All that stated I still hate this contract. Before Rodriguez (a period of Yankee history that I refer to as BR), the Yankees had won six AL pennants and four World Series championships. Since 2004 (SR or “Since Rodriguez”), we have exactly one AL pennant and one World Series ring. Perhaps there are those out there who take solace, if not pride, in “making” the playoffs in 16 of the last 17 years, but too many of the nine non-pennant years resulted in ALDS exits.
2004 really sucked. The cosmic conspiracy against Yankee Universe began in late October, as the Yankees lost the 2003 World Series in six games at home to Josh Beckett who pitched a 2-0 shutout. That January, then-third baseman Aaron Boone tore his knee ligaments while playing pick-up basketball with some friends. Shortly thereafter, Brian Cashman received a phone call from A-Rod’s agent Scott Boras. The Rangers wanted to dump A-Rod’s huge contract (ten years, $252 million) when they realized that they only had enough money left over to staff the other nine positions on the field with the Harlem Globetrotters’ foils, the Generals. Boras, though, “suggested” to Cashman, in the way that a stripper “suggests” what delights might await one in the infamous “champagne room”, that A-Rod might be willing to play third base. At that point, Hank Steinbrenner absolutely had to have A-Rod and initially the deal looked good. The Rangers agreed to kick in $67 million of the $179 million that remained on A-Rod’s contract.
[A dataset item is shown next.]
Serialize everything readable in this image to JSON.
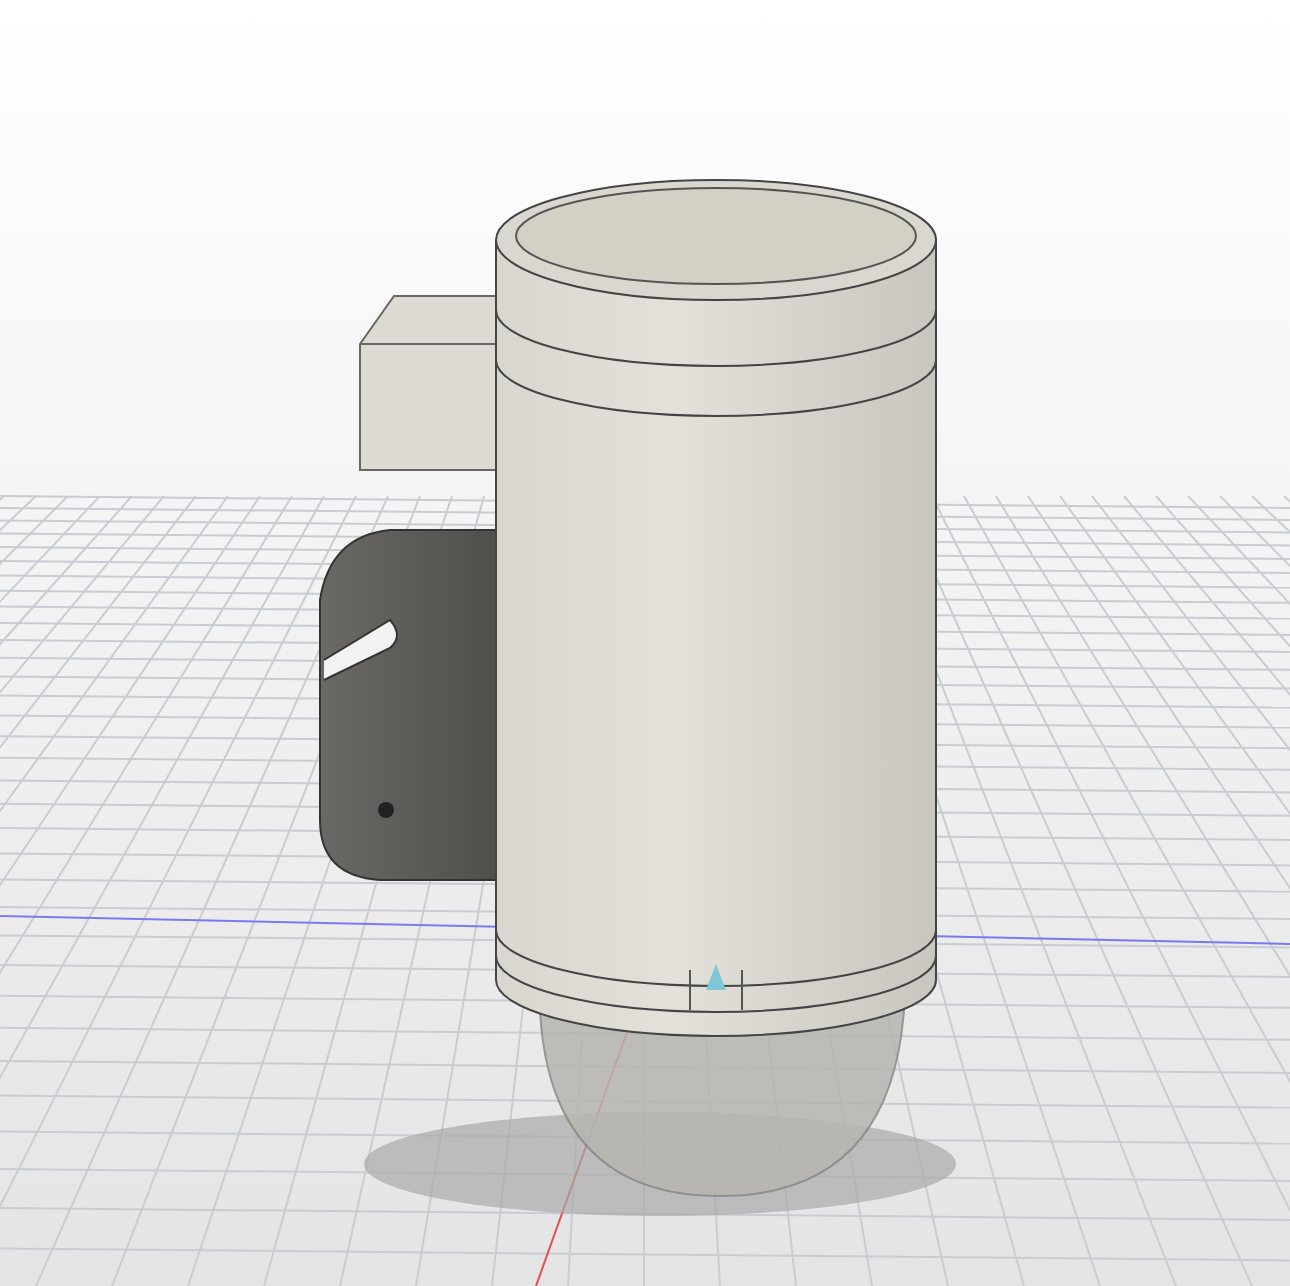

The Yankees were getting the 2003 AL MVP, leader in homeruns, runs scored, and a gold glove shortstop. To get him, they only had to give up Soriano and Arias.
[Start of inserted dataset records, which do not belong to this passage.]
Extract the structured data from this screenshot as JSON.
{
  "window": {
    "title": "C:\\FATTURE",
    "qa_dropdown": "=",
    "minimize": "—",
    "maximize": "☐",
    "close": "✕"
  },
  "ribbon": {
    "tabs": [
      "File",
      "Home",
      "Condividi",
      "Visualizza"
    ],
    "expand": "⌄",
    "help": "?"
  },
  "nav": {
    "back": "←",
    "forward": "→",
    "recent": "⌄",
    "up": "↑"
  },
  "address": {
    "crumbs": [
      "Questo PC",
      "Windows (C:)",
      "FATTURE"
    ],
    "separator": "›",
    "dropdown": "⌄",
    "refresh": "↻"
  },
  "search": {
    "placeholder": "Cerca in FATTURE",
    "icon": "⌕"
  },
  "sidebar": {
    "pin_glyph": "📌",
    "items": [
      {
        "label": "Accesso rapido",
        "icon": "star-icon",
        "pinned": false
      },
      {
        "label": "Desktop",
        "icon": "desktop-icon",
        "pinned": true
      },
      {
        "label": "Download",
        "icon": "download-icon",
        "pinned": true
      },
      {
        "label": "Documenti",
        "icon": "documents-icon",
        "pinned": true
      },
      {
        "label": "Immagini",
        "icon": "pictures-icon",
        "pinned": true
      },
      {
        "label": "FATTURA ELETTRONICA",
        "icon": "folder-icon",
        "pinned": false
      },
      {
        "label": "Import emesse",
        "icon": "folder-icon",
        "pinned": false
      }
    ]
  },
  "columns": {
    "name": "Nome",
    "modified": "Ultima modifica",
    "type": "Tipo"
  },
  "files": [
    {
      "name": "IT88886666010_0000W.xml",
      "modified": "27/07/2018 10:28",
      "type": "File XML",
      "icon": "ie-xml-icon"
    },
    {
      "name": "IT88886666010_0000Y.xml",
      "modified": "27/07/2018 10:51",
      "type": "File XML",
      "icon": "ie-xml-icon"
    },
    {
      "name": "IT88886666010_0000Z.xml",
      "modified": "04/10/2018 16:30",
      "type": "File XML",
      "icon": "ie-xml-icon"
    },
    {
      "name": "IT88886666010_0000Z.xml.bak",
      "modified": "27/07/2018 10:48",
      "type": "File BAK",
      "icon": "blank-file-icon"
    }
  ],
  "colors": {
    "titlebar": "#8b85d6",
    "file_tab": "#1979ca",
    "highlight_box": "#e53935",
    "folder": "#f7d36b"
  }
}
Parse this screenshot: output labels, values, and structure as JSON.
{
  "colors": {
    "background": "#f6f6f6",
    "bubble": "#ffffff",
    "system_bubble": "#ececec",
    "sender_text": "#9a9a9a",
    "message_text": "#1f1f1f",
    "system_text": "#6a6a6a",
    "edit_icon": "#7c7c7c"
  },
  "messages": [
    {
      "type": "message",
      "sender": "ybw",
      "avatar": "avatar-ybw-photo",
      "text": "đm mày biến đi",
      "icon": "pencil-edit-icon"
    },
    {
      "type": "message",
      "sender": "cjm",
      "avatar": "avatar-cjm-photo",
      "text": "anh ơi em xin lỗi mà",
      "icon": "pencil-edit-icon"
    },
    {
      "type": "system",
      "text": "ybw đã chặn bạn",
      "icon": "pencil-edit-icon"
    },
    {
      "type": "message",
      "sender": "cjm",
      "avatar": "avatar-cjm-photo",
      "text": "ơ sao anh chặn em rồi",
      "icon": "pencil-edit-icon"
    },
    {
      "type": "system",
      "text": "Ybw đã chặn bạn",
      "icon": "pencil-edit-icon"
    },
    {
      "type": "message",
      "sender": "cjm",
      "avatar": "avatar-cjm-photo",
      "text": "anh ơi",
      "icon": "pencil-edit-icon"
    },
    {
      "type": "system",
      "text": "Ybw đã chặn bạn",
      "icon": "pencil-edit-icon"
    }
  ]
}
From that moment, the culture of the Yankee clubhouse changed. In October of 2004, matter touched anti-matter somewhere in a distant quantum universe and history came to an end. The Red Sox not only won an ALCS against the Yankees, but came back from 0-3 to do it. Joe Torre had lost control of the team to Cashman and Steinbrenner the younger. There was the infamous “pop-up” incident versus Baltimore in 2006 and then there was A-Rod’s infamous “opt-out” of his contract in 2007. Whereas A-Rod was re-signed to his current, ten-year, $275 million in 2008, Joe Torre’s contract was allowed to expire.
A brief glance at A-Rod’s performance as a Yankee shows a fantastic regular season player, especially on offense, but one who routinely underperforms in the post season.
As a Yankee, he’s a two-time AL MVP, and has been selected to the All-Stars every year except 2009. Compare that to his post-season numbers:
Last year, his post-season numbers were abysmal. Aside from being the last strike out in both the 2010 ALCS and in last year’s early exit at the hands of the Tigers, his slash numbers were 111/261/111.
I don’t fault the Steinbrenners for wanting arguably the best shortstop since Honus Wagner. Here’s what Baseball Prospectus had to say about him back in 2001: “Alex Rodriguez added the only weapon missing from his arsenal last year by doubling his career walk rate. He is the first player in the 25-year history of free agency to be established as one of the game’s top few players and still have his peak seasons ahead of him at the time he entered the market.”
However, getting A-Rod resulted in losing Joe Torre. The Yankees’ heavy investment in A-Rod meant that the rest of the team and coaches would have to work around him. When they re-signed him in 2008, his contract was laden with narcissistic platitudes that betrayed his obsession with his own place in baseball history. Even the manner in which A-Rod signed his extension (prior to the end of the season in 2007, during the World Series, negating the final Rangers’ payment on his original contract) was stomach-churning.
In the end, we have a productive, but not $23-million-per-year-‘til-2017-productive, baseball player. His defense is above average thus far in 2012, though he is slumping somewhat. By 2017, the Yankees will have the highest-paid DH in the game. As a Yankee fan living in Tampa, I enjoy watching A-Rod silence his critics here at Yankee Stadium South, er, Tropicana Field. As a Yankee fan, though, I wish his contract extension reflected his actual performance as a Yankee and not his pre-Yankee hype. Ten year contracts are a bad idea.